Although mostly active in Swiss affairs, in de Reynold's view his Fribourgeois, Swiss, Catholic, and European identities were inextricably linked, and he devoted two decades of his career to international affairs in service of this belief. He served as the Swiss delegate to and rapporteur of the International Committee on Intellectual Cooperation, a body of the League of Nations and precursor to UNESCO, from its inception in 1922 to its demise in 1939. Along with other prominent Catholics at the League, including Oskar Halecki and Secretaries-General Eric Drummond and Joseph Avenol, de Reynold used his position to promote the interests and values of the Holy See and the Catholic Church, in opposition to the more prevalent secular tendencies within the international organisation.

== Bibliography ==

- Histoire littéraire de la Suisse au XVIIIe siècle, Vols. I-II (Lausanne, 1909–1912).

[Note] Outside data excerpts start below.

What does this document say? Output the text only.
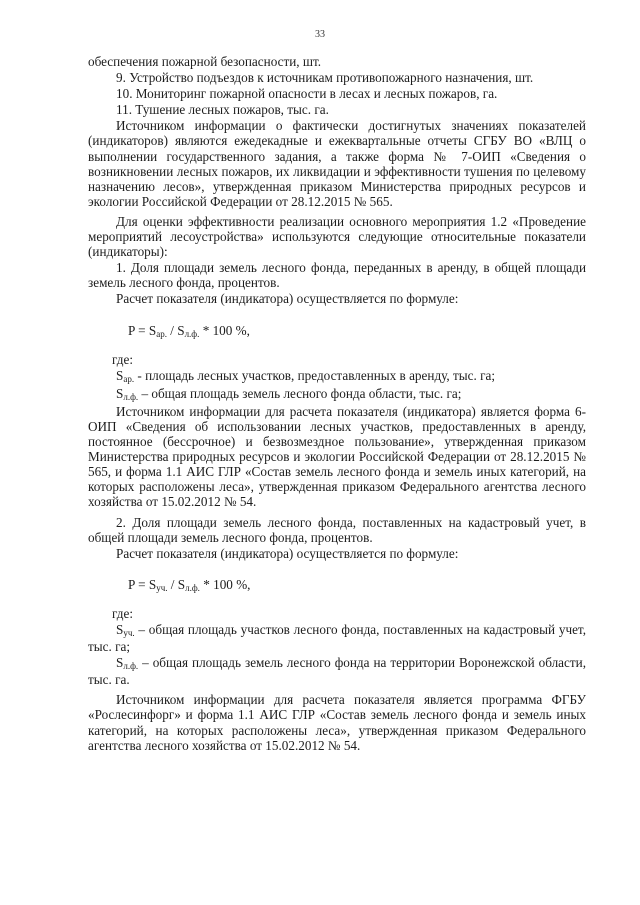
33

обеспечения пожарной безопасности, шт.

9. Устройство подъездов к источникам противопожарного назначения, шт.

10. Мониторинг пожарной опасности в лесах и лесных пожаров, га.

11. Тушение лесных пожаров, тыс. га.

Источником информации о фактически достигнутых значениях показателей (индикаторов) являются ежедекадные и ежеквартальные отчеты СГБУ ВО «ВЛЦ о выполнении государственного задания, а также форма № 7-ОИП «Сведения о возникновении лесных пожаров, их ликвидации и эффективности тушения по целевому назначению лесов», утвержденная приказом Министерства природных ресурсов и экологии Российской Федерации от 28.12.2015 № 565.

Для оценки эффективности реализации основного мероприятия 1.2 «Проведение мероприятий лесоустройства» используются следующие относительные показатели (индикаторы):

1. Доля площади земель лесного фонда, переданных в аренду, в общей площади земель лесного фонда, процентов.

Расчет показателя (индикатора) осуществляется по формуле:

$P = S_{ар.} / S_{л.ф.} * 100$ %,

где:

$S_{ар.}$ - площадь лесных участков, предоставленных в аренду, тыс. га;

$S_{л.ф.}$ – общая площадь земель лесного фонда области, тыс. га;

Источником информации для расчета показателя (индикатора) является форма 6-ОИП «Сведения об использовании лесных участков, предоставленных в аренду, постоянное (бессрочное) и безвозмездное пользование», утвержденная приказом Министерства природных ресурсов и экологии Российской Федерации от 28.12.2015 № 565, и форма 1.1 АИС ГЛР «Состав земель лесного фонда и земель иных категорий, на которых расположены леса», утвержденная приказом Федерального агентства лесного хозяйства от 15.02.2012 № 54.

2. Доля площади земель лесного фонда, поставленных на кадастровый учет, в общей площади земель лесного фонда, процентов.

Расчет показателя (индикатора) осуществляется по формуле:

$P = S_{уч.} / S_{л.ф.} * 100$ %,

где:

$S_{уч.}$ – общая площадь участков лесного фонда, поставленных на кадастровый учет, тыс. га;

$S_{л.ф.}$ – общая площадь земель лесного фонда на территории Воронежской области, тыс. га.

Источником информации для расчета показателя является программа ФГБУ «Рослесинфорг» и форма 1.1 АИС ГЛР «Состав земель лесного фонда и земель иных категорий, на которых расположены леса», утвержденная приказом Федерального агентства лесного хозяйства от 15.02.2012 № 54.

- Contes et Légendes de la Suisse héroïque (Lausanne, 1913).
- Cités et pays suisses, Vols. I-III (Lausanne, 1914–1920).
- La Gloire qui chante (Lausanne, 1919).
- Charles Baudelaire (Geneva, 1920).
- La Suisse une et diverse (Fribourg, 1923).
- L'esprit genevois et la S.d.N. (Geneva, 1926).
- La démocratie et la Suisse : Essai d'une philosophie de notre histoire nationale (Bienne, 1934).
- L'Europe tragique: La Révolution moderne, La fin d'un monde (Paris, 1934).
- Le Génie de Berne et l'Âme de Fribourg (Lausanne, 1935).
- Conscience de la Suisse (Neuchâtel, 1938).
- Défense et Illustration de l'Esprit suisse (Neuchâtel, 1939).
- D'où vient l'Allemagne? (Paris, 1939).
- Grandeur de la Suisse (Neuchâtel, 1940).
- La Suisse de toujours et les Evénements d'aujourd'hui (Zurich, 1941).
- La Formation de l'Europe (1944–1957):
  - I. Qu'est-ce que l'Europe? (Fribourg, 1944).
  - II. Le Monde grec et sa Pensée (Fribourg, 1944).
  - III. L'Hellénisme et le Génie européen (Fribourg, 1944).
  - IV. L'Empire romain (Fribourg, 1945).
  - V. Le Monde barbare: Les Celtes (Paris, 1949).
  - VI. Le Monde barbare: Les Germains (Paris, 1953).
  - VII. Le Monde russe (Paris, 1950).
  - VIII. Le Toit chrétien (Paris, 1957).
- Impressions d'Amérique (Lausanne, 1950).
- Fribourg et le Monde (Neuchâtel, 1957).
- Mes mémoires, Vols. I-III (Geneva, 1960–1963).
- Synthèse du xviie siècle, La France classique et l'Europe baroque (Paris, 1962).
- Gonzague de Reynold raconte la Suisse et son Histoire (Paris, 1965).
- Destin du Jura (Lausanne, 1967).
- Expérience de la Suisse (Fribourg, 1970).